Graveslab, Burgagery-Lands, Co. Tipperary
Co. Tipperary |
Tombs & Memorials
In St. Mary's graveyard in Burgagery-Lands, a plain rectangular slab stands embedded in the ground west of the porch, its surface carrying only a handful of incised capital letters: N L and ET SOCII VII.
There is no elaborate epitaph, no carved imagery, no decorative border. Yet those sparse Latin characters, meaning roughly "and seven companions", mark something considerable: the memory of a Jesuit priest and the eight men who died with him.
The slab commemorates Fr. Nicholas Leynagh and his seven colleagues, all martyred in 1625. The Jesuits had been operating in Ireland under conditions of sustained legal hostility since the Elizabethan era, and by the early seventeenth century, practising Catholic clergy faced the constant threat of prosecution, imprisonment, or worse under the penal laws then in force.
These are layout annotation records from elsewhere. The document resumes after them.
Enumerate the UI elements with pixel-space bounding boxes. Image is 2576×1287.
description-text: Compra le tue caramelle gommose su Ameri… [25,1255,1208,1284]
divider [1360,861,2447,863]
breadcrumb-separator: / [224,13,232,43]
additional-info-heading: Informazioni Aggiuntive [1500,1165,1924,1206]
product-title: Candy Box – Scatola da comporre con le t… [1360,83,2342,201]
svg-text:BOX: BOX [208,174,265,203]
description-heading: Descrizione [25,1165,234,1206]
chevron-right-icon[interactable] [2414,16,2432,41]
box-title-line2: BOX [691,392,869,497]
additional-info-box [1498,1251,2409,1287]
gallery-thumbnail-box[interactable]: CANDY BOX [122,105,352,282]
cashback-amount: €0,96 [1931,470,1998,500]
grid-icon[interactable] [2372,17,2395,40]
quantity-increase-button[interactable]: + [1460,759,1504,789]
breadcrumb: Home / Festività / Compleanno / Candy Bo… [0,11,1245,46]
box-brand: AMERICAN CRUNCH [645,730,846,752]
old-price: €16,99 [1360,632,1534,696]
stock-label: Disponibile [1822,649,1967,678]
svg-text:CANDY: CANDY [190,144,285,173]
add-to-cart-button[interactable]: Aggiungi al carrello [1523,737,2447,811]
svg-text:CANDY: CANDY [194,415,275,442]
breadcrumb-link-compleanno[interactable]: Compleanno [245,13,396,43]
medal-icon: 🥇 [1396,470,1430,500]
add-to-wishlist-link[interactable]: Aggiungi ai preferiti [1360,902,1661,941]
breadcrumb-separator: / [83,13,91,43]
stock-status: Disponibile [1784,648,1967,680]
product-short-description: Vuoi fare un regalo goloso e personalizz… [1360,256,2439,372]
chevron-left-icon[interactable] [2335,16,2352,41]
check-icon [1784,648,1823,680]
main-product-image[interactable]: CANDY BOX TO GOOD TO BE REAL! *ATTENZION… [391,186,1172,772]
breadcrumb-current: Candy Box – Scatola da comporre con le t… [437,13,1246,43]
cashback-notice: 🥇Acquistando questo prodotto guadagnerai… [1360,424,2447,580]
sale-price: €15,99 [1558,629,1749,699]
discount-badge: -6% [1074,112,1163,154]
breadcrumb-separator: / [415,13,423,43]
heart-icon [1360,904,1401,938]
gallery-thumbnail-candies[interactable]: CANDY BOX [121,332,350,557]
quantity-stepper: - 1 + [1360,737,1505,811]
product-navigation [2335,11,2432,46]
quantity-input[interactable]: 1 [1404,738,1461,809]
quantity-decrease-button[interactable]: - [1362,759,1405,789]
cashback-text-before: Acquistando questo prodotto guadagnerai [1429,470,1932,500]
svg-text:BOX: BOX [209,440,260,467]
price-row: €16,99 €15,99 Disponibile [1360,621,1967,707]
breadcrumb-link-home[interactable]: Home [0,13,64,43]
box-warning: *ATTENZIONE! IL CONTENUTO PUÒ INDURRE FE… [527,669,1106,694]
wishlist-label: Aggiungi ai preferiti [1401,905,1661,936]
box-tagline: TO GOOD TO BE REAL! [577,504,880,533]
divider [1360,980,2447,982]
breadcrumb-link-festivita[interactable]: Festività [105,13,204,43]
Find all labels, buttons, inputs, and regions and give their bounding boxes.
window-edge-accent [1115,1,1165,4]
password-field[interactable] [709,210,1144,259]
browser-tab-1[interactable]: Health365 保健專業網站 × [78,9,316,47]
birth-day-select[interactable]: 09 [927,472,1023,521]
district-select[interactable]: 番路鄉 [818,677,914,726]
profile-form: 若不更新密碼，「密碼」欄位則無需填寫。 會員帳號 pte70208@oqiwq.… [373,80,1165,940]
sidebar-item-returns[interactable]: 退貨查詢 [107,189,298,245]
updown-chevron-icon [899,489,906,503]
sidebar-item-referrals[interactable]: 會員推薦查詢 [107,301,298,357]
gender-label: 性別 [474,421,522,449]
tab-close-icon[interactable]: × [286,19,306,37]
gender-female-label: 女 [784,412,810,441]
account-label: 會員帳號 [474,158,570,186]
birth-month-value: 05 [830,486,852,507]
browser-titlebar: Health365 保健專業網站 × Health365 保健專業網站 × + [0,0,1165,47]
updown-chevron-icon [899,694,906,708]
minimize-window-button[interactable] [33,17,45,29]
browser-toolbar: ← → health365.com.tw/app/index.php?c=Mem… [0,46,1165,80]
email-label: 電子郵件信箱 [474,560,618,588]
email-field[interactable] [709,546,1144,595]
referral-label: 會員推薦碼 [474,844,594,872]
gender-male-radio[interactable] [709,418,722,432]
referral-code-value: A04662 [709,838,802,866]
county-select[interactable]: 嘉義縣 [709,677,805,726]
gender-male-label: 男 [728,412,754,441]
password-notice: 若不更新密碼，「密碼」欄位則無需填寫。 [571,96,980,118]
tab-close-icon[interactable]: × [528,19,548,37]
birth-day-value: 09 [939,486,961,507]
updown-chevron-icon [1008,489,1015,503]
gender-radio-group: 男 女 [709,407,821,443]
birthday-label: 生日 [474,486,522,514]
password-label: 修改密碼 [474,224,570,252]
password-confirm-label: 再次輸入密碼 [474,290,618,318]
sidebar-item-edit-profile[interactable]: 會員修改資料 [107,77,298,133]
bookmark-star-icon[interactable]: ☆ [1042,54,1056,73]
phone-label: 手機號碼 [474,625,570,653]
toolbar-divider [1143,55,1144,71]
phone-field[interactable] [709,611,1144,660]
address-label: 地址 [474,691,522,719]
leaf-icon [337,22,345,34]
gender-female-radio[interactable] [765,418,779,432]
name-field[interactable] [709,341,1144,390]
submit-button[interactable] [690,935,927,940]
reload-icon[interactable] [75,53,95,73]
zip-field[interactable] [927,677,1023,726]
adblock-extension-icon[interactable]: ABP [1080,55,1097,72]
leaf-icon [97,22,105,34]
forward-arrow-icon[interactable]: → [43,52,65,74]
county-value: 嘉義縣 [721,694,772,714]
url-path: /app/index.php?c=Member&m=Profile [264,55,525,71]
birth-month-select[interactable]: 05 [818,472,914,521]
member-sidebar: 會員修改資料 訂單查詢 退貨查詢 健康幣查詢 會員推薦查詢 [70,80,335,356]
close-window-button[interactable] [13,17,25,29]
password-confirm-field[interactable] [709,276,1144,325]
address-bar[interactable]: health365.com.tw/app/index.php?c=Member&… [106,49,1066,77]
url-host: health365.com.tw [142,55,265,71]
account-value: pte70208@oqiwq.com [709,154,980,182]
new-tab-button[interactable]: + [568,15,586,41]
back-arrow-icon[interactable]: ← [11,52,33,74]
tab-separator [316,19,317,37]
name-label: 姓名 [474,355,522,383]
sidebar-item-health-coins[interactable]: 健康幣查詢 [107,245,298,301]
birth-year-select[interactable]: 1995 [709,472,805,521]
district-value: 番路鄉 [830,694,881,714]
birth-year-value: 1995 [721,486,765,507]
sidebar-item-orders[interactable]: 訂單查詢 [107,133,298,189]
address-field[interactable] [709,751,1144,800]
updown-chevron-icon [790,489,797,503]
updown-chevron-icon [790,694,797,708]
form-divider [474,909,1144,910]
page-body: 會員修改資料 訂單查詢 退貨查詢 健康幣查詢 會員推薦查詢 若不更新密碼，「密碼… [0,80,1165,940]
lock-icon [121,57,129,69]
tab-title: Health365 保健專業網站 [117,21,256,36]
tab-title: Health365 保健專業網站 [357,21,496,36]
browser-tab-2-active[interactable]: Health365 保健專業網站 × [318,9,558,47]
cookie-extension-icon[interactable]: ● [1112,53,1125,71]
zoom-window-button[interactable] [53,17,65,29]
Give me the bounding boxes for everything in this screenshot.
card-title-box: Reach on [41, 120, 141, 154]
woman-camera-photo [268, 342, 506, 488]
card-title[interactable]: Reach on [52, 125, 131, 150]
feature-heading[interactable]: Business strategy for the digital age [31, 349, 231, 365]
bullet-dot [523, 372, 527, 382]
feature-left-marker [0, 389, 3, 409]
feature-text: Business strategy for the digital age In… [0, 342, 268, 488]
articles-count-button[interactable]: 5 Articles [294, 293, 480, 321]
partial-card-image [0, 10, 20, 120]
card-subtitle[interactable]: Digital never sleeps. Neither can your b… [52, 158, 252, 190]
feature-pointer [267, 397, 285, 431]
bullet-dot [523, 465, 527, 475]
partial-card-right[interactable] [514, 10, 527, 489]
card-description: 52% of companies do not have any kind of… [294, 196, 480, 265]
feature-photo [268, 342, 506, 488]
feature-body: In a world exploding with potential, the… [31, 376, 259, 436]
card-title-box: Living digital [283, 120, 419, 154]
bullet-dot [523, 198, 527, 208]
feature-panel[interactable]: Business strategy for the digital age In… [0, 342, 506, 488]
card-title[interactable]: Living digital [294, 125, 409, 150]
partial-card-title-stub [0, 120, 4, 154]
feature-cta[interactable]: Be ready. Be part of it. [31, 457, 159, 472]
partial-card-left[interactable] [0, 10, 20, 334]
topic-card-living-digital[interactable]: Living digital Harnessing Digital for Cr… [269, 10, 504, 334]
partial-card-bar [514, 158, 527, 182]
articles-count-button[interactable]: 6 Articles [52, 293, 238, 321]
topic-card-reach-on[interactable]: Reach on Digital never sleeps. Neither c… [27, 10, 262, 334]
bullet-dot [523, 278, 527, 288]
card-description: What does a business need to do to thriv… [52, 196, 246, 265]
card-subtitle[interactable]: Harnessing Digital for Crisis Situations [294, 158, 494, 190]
The slab itself is modest in its dimensions, 1.19 metres above ground, 0.78 metres wide, and 0.12 metres thick, and its plainness may reflect the circumstances under which such a memorial could safely be made. The incised lettering is the whole of it; the restraint is itself a kind of record.
The graveslab sits to the west of the church porch within St. Mary's graveyard, and visitors who know what to look for will find it embedded directly in the ground rather than freestanding in the conventional sense.